Je ne suis pas sûr que le nombre de survivants aurait été aussi important si les maires, les brigadiers de gendarmerie, les curés de campagne ne s'étaient pas sentis couverts par leurs supérieurs. On oublie un peu facilement que 20 % des préfets seront déportés entre 1943 et 1945. Par exemple, le préfet de l'Hérault, M. Hontebeyrie, laisse ses services aider les persécutés (juifs, communistes, résistants) et la Résistance. Il n'est pas révoqué par Vichy, mais déporté par la Gestapo. Il n'est pas le seul à être dans ce cas (cf. la situation en juin 1944).

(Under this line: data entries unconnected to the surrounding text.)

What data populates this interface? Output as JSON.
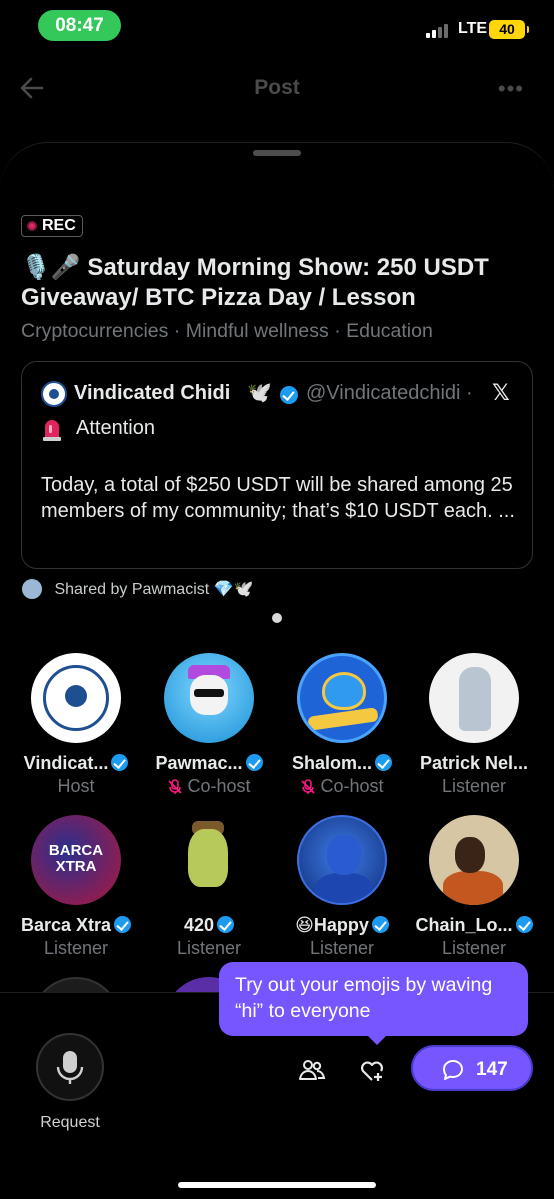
{
  "status_bar": {
    "time": "08:47",
    "network": "LTE",
    "battery": "40"
  },
  "header": {
    "title": "Post",
    "more": "•••"
  },
  "space": {
    "rec_label": "REC",
    "title": "🎙️🎤 Saturday Morning Show: 250 USDT Giveaway/ BTC Pizza Day / Lesson",
    "topics": "Cryptocurrencies · Mindful wellness · Education"
  },
  "pinned_post": {
    "author_name": "Vindicated Chidi",
    "author_emoji": "🕊️",
    "handle": "@Vindicatedchidi ·",
    "x_logo": "𝕏",
    "siren_label": "Attention",
    "body": "Today, a total of $250 USDT will be shared among 25 members of my community; that’s $10 USDT each. ..."
  },
  "shared_by": {
    "text": "Shared by Pawmacist 💎🕊️"
  },
  "participants": [
    {
      "name": "Vindicat...",
      "role": "Host",
      "verified": true,
      "muted": false,
      "avatar": "vc"
    },
    {
      "name": "Pawmac...",
      "role": "Co-host",
      "verified": true,
      "muted": true,
      "avatar": "paw"
    },
    {
      "name": "Shalom...",
      "role": "Co-host",
      "verified": true,
      "muted": true,
      "avatar": "shalom"
    },
    {
      "name": "Patrick Nel...",
      "role": "Listener",
      "verified": false,
      "muted": false,
      "avatar": "patrick"
    },
    {
      "name": "Barca Xtra",
      "role": "Listener",
      "verified": true,
      "muted": false,
      "avatar": "barca",
      "avatar_text": "BARCA XTRA"
    },
    {
      "name": "420",
      "role": "Listener",
      "verified": true,
      "muted": false,
      "avatar": "420"
    },
    {
      "name": "😆Happy",
      "role": "Listener",
      "verified": true,
      "muted": false,
      "avatar": "happy"
    },
    {
      "name": "Chain_Lo...",
      "role": "Listener",
      "verified": true,
      "muted": false,
      "avatar": "chain"
    }
  ],
  "tooltip": {
    "text": "Try out your emojis by waving “hi” to everyone"
  },
  "bottom_bar": {
    "request_label": "Request",
    "comments_count": "147"
  },
  "colors": {
    "accent": "#7856ff",
    "verified": "#1d9bf0",
    "muted_text": "#71767b",
    "rec": "#e0245e"
  }
}
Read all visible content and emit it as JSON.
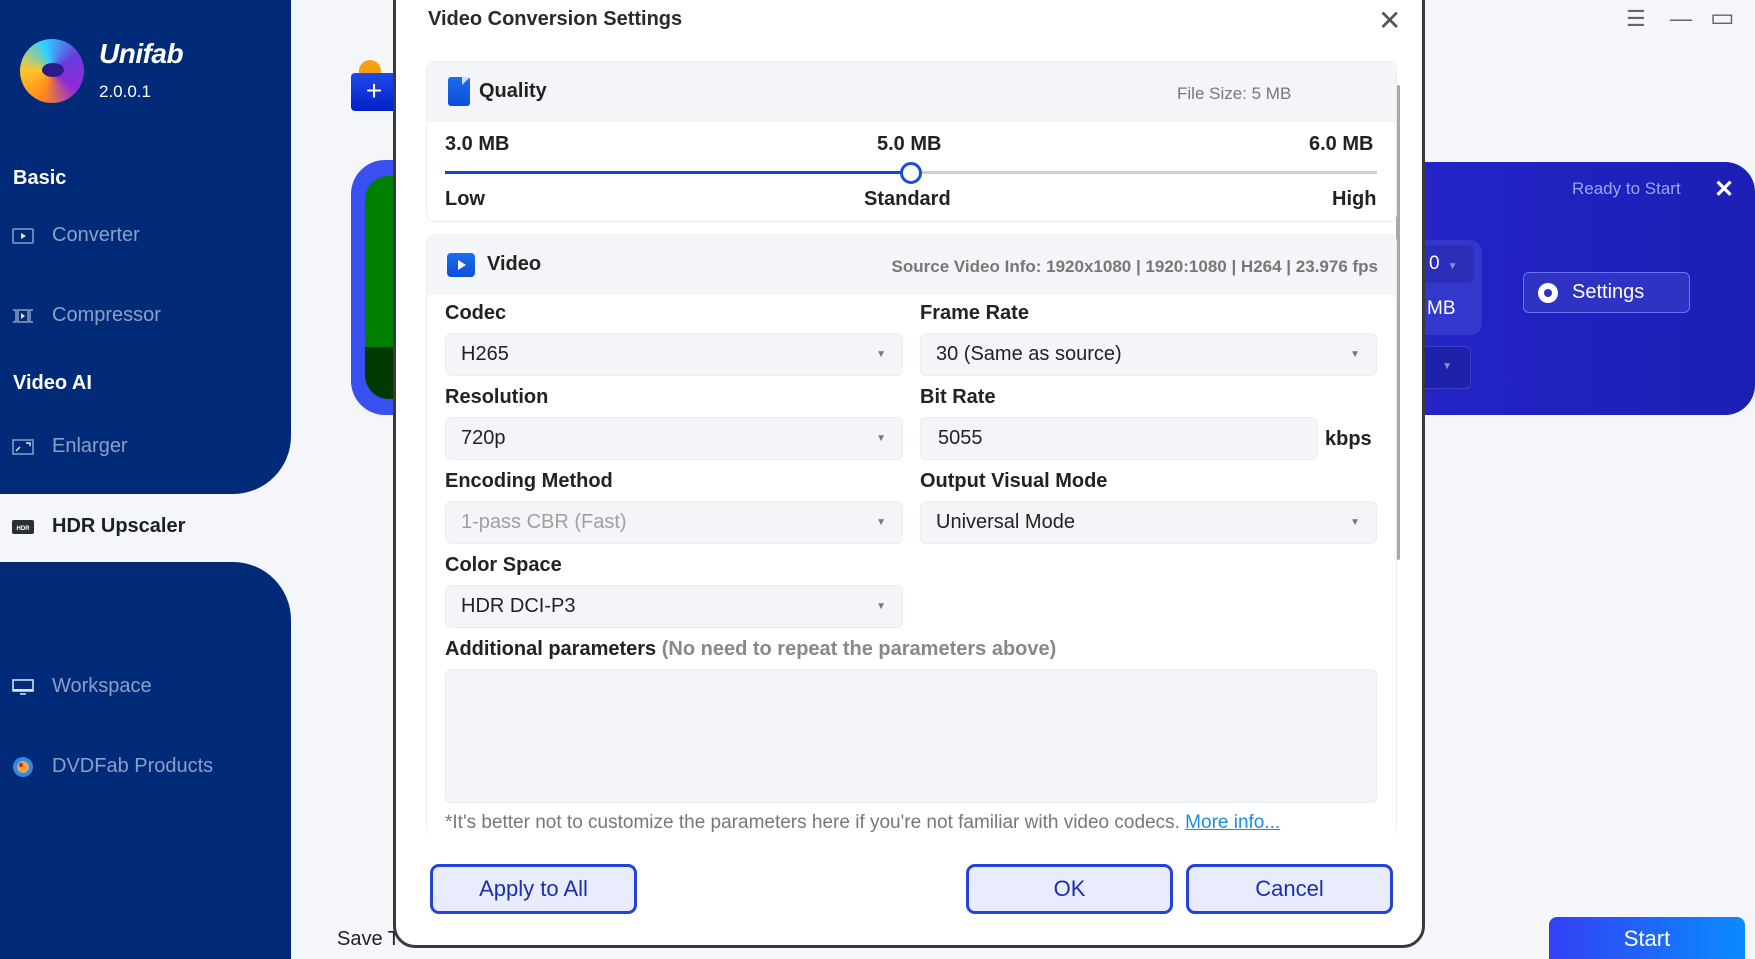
{
  "app": {
    "brand": "Unifab",
    "version": "2.0.0.1"
  },
  "sidebar": {
    "sections": [
      {
        "label": "Basic"
      },
      {
        "label": "Video AI"
      }
    ],
    "items": [
      {
        "label": "Converter",
        "icon": "play-box-icon"
      },
      {
        "label": "Compressor",
        "icon": "compress-icon"
      },
      {
        "label": "Enlarger",
        "icon": "enlarge-icon"
      },
      {
        "label": "HDR Upscaler",
        "icon": "hdr-icon",
        "active": true
      },
      {
        "label": "Workspace",
        "icon": "monitor-icon"
      },
      {
        "label": "DVDFab Products",
        "icon": "dvdfab-icon"
      }
    ]
  },
  "window_controls": {
    "menu": "☰",
    "minimize": "—",
    "maximize": "▭"
  },
  "background": {
    "add_button": "+",
    "task_status": "Ready to Start",
    "task_close": "✕",
    "output_select_value": "0",
    "size_text": "MB",
    "settings_label": "Settings",
    "save_to_label": "Save T",
    "start_label": "Start"
  },
  "dialog": {
    "title": "Video Conversion Settings",
    "close": "✕",
    "quality": {
      "title": "Quality",
      "file_size": "File Size:   5 MB",
      "slider": {
        "min_value_label": "3.0 MB",
        "current_value_label": "5.0 MB",
        "max_value_label": "6.0 MB",
        "low_label": "Low",
        "standard_label": "Standard",
        "high_label": "High",
        "value_fraction": 0.5
      }
    },
    "video": {
      "title": "Video",
      "source_info": "Source Video Info: 1920x1080 | 1920:1080 | H264 | 23.976 fps",
      "codec": {
        "label": "Codec",
        "value": "H265"
      },
      "frame_rate": {
        "label": "Frame Rate",
        "value": "30 (Same as source)"
      },
      "resolution": {
        "label": "Resolution",
        "value": "720p"
      },
      "bit_rate": {
        "label": "Bit Rate",
        "value": "5055",
        "unit": "kbps"
      },
      "encoding_method": {
        "label": "Encoding Method",
        "value": "1-pass CBR (Fast)",
        "disabled": true
      },
      "output_visual_mode": {
        "label": "Output Visual Mode",
        "value": "Universal Mode"
      },
      "color_space": {
        "label": "Color Space",
        "value": "HDR DCI-P3"
      },
      "additional": {
        "label": "Additional parameters",
        "hint": "(No need to repeat the parameters above)",
        "value": ""
      },
      "note": "*It's better not to customize the parameters here if you're not familiar with video codecs.",
      "more_info": "More info..."
    },
    "buttons": {
      "apply_all": "Apply to All",
      "ok": "OK",
      "cancel": "Cancel"
    }
  }
}
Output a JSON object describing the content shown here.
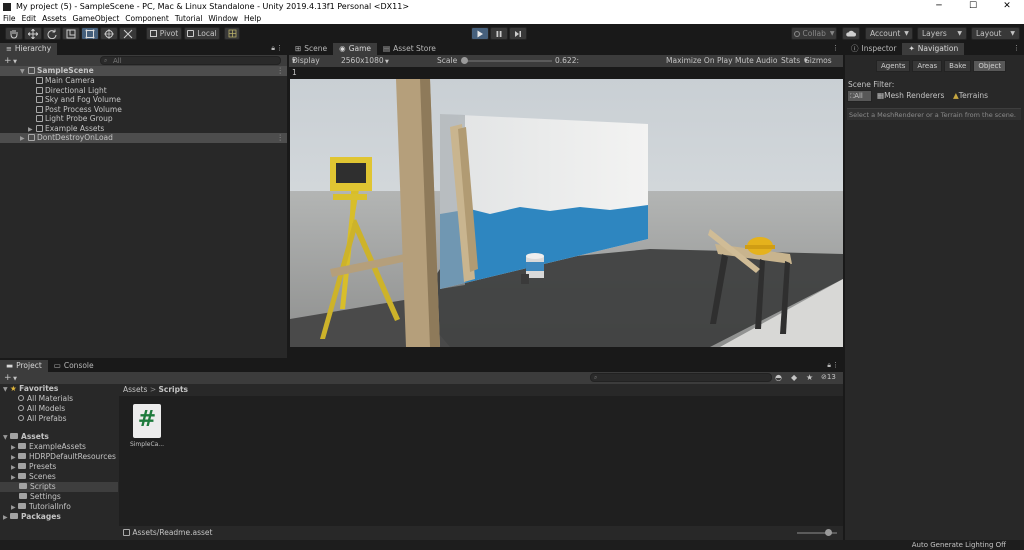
{
  "window": {
    "title": "My project (5) - SampleScene - PC, Mac & Linux Standalone - Unity 2019.4.13f1 Personal <DX11>",
    "minimize": "─",
    "maximize": "☐",
    "close": "✕"
  },
  "menu": [
    "File",
    "Edit",
    "Assets",
    "GameObject",
    "Component",
    "Tutorial",
    "Window",
    "Help"
  ],
  "toolbar": {
    "pivot_label": "Pivot",
    "local_label": "Local",
    "collab_label": "Collab",
    "account_label": "Account",
    "layers_label": "Layers",
    "layout_label": "Layout",
    "play_state": "playing"
  },
  "hierarchy": {
    "tab_label": "Hierarchy",
    "add_label": "+",
    "search_placeholder": "All",
    "items": [
      {
        "label": "SampleScene",
        "depth": 0,
        "expanded": true,
        "selected": true,
        "bold": true
      },
      {
        "label": "Main Camera",
        "depth": 1
      },
      {
        "label": "Directional Light",
        "depth": 1
      },
      {
        "label": "Sky and Fog Volume",
        "depth": 1
      },
      {
        "label": "Post Process Volume",
        "depth": 1
      },
      {
        "label": "Light Probe Group",
        "depth": 1
      },
      {
        "label": "Example Assets",
        "depth": 1,
        "collapsed": true
      },
      {
        "label": "DontDestroyOnLoad",
        "depth": 0,
        "collapsed": true,
        "selected": true
      }
    ]
  },
  "center": {
    "tabs": [
      "Scene",
      "Game",
      "Asset Store"
    ],
    "active_tab": "Game",
    "display_label": "Display 1",
    "resolution_label": "2560x1080",
    "scale_label": "Scale",
    "scale_value": "0.622:",
    "scale_fraction": 0.02,
    "maximize_label": "Maximize On Play",
    "mute_label": "Mute Audio",
    "stats_label": "Stats",
    "gizmos_label": "Gizmos"
  },
  "inspector": {
    "tabs": [
      "Inspector",
      "Navigation"
    ],
    "active_tab": "Navigation",
    "nav_buttons": [
      "Agents",
      "Areas",
      "Bake",
      "Object"
    ],
    "active_nav": "Object",
    "scene_filter_label": "Scene Filter:",
    "filter_options": [
      "All",
      "Mesh Renderers",
      "Terrains"
    ],
    "hint": "Select a MeshRenderer or a Terrain from the scene."
  },
  "project": {
    "tabs": [
      "Project",
      "Console"
    ],
    "active_tab": "Project",
    "favorites_label": "Favorites",
    "favorites": [
      "All Materials",
      "All Models",
      "All Prefabs"
    ],
    "assets_label": "Assets",
    "asset_folders": [
      "ExampleAssets",
      "HDRPDefaultResources",
      "Presets",
      "Scenes",
      "Scripts",
      "Settings",
      "TutorialInfo"
    ],
    "selected_folder": "Scripts",
    "packages_label": "Packages",
    "breadcrumb_root": "Assets",
    "breadcrumb_current": "Scripts",
    "files": [
      {
        "name": "SimpleCa...",
        "glyph": "#"
      }
    ],
    "hidden_count": "13",
    "footer_path": "Assets/Readme.asset",
    "zoom_fraction": 0.78
  },
  "status": {
    "text": "Auto Generate Lighting Off"
  },
  "colors": {
    "accent_play": "#46607c",
    "panel": "#282828",
    "dark": "#191919",
    "script_icon_green": "#1e7a3c"
  }
}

Notons d'ailleurs que la résistance française fait elle-même preuve d'antisémitisme dans le Premier Cahier de l'OCM (Organisation civile et militaire), rédigé par M. Blocq-Mascart, et publié un mois à peine avant la rafle du Vel d'Hiv.
Si le maréchal Pétain avait été aussi antisémite qu'on le dit, « la zone libre n'aurait pas été, comme le dira Annie Kriegel, une terre d'asile et un îlot préservé ». Après tout, on pourrait distinguer la zone libre où vivent 215 000 juifs dont 26 000 seront déportés, et la zone nord où ils sont 113 000 et dont 48 000 seront déportés. C'est bien la preuve que le gouvernement de Vichy est quand même arrivé à limiter le désastre que sera la déportation.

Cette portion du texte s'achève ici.